Treating MM can be a challenge, in particular for patients with high-risk cytogenetics. High-risk cytogenetics has been shown to have a negative impact on survival and prognosis [40,41,42]. In ASPIRE, high risk was defined by t(4;14), t(14;16), or del(17p) in ≥ 60% of plasma cells. Of note, the advantage of KRd was retained across subgroups, including patients with high-risk cytogenetics at study entry. In addition, patients with relapsed and/or refractory disease present a challenge, because the benefit they receive from the therapy usually decreases with subsequent lines of therapy [43]. We found that in patients who had high-risk cytogenetics or one or more prior lines of therapy, PFS HRs favored KRd versus Rd in the first 18 months and were lower than the HR for the overall ASPIRE study [25]. As expected, PFS rates were higher for ≥ CR responders than < CR responders in the KRd arm. Similar efficacy results were observed for the subgroup of patients who had prior bortezomib exposure, which is notable as many patients with relapsed MM will have been exposed to bortezomib [44, 45].

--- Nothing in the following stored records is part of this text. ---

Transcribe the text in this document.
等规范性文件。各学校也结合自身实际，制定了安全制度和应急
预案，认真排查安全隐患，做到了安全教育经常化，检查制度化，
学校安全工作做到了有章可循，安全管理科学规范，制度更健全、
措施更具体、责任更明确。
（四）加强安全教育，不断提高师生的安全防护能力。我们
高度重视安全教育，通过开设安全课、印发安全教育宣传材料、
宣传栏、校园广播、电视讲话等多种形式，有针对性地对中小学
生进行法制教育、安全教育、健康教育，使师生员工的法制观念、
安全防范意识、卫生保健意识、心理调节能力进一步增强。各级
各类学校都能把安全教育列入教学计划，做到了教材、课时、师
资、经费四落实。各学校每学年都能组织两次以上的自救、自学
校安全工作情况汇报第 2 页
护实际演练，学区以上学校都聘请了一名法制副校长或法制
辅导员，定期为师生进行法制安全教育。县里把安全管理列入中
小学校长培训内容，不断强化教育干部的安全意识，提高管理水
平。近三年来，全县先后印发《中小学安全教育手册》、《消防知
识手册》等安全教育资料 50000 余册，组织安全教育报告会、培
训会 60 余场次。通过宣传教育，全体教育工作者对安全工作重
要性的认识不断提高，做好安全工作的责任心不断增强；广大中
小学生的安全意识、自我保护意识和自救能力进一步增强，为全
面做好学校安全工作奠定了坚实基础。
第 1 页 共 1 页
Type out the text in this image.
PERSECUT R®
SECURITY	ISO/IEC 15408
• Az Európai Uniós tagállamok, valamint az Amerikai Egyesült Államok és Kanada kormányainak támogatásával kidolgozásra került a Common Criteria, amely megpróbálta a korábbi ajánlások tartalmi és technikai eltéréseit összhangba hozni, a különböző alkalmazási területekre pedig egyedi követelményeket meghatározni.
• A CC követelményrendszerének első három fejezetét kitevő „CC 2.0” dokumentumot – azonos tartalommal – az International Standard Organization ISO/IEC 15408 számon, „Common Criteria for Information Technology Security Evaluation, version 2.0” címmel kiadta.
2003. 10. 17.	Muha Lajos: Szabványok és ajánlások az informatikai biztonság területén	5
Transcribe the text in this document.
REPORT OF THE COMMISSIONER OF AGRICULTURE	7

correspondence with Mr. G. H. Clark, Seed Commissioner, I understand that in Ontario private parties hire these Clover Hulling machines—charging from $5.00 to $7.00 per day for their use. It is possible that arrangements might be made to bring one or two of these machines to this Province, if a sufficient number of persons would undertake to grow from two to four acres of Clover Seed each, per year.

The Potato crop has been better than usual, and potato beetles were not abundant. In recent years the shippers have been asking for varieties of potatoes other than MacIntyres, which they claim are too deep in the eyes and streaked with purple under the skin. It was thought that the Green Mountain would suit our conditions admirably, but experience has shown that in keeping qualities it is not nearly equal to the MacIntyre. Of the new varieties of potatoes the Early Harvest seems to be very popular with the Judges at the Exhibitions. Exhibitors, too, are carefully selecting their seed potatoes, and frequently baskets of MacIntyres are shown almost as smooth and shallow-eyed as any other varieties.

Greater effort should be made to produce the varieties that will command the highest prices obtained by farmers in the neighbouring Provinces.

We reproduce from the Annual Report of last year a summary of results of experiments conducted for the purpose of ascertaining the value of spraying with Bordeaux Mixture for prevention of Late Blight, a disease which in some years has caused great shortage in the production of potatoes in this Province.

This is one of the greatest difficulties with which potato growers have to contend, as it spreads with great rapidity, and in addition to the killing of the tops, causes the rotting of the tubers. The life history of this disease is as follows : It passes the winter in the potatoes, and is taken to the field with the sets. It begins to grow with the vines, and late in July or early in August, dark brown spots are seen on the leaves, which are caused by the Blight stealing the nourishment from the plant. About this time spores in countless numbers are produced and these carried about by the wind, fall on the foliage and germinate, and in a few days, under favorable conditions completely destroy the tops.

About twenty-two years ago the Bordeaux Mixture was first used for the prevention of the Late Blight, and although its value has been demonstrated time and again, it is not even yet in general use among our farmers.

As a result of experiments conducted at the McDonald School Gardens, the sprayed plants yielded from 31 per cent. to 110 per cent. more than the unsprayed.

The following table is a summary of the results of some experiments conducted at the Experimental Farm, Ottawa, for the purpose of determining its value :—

We observed that the PFS HR (0.58) for KRd versus Rd for the first 18 months was lower than the PFS HR for the overall ASPIRE study (0.69). The 18-month PFS HRs for patients with high or standard cytogenetic risk, one or two or more prior lines of treatment and prior, and no prior bortezomib exposure were also lower than those reported in the preplanned subgroup analyses of ASPIRE according to cytogenetic risk [46], prior lines of treatment [36], and prior therapy [36]. The lower HRs observed at 18 months are possibly due to patients receiving carfilzomib for a maximum of 18 months. Had patients received continuous carfilzomib treatment in the ASPIRE study, we could have potentially observed even greater clinical benefit in the KRd arm, with longer PFS and deeper responses. Continuous treatment with KRd might have been even more efficacious in patients with high-risk cytogenetics. In fact, studies show that extended duration of therapy is associated with better clinical outcomes in patients with MM. Specifically, Palumbo et al. observed that newly diagnosed MM patients who received novel agent-based continuous therapy had longer PFS and improved OS than patients who had a fixed duration of therapy [19]. In addition, using data from the bortezomib-melphalan arm of the phase III VISTA study, Mateos et al. found that higher cumulative bortezomib dose, which reflects prolonged treatment duration, is associated with improved OS in newly diagnosed MM patients [47]. With respect to carfilzomib, newly diagnosed MM patients who received continuous treatment with KRd achieved high responses [48,49,50]. Of note, upon approval of KRd, European Medicines Agency concluded that treatment with KRd could continue beyond 18 cycles based on individual risk-benefit assessment, as the data on the tolerability and toxicity of carfilzomib beyond 18 cycles are limited [51]. Although we are not recommending routine administration of carfilzomib in the KRd regimen beyond 18 cycles, this analysis, despite the limitations of the post hoc design, supports further evaluation of carfilzomib treatment beyond 18 cycles. Additional larger studies are required to evaluate whether prolonged carfilzomib treatment duration leads to further improvements in clinical outcomes without additional adverse events.

Conclusions

This post hoc analysis of ASPIRE shows that KRd provided greater responses and improvements in PFS at 18 months compared with Rd alone. Cumulative ≥ CR rates increased over time in the KRd arm and were higher than the cumulative ≥ CR rates in the Rd arm, with rates rapidly rising in the first 15 months from the start of treatment. PFS HRs for the first 18 months from randomization were lower for KRd versus Rd than in the overall ASPIRE study and regardless of prior cytogenetic status, number of prior lines of treatment, and prior bortezomib exposure. Compared with the overall results of the ASPIRE study, the markedly lower HR for PFS at 18 months in this analysis suggests a potential additional clinical benefit of continued treatment with carfilzomib beyond 18 months. However, further evaluation is warranted.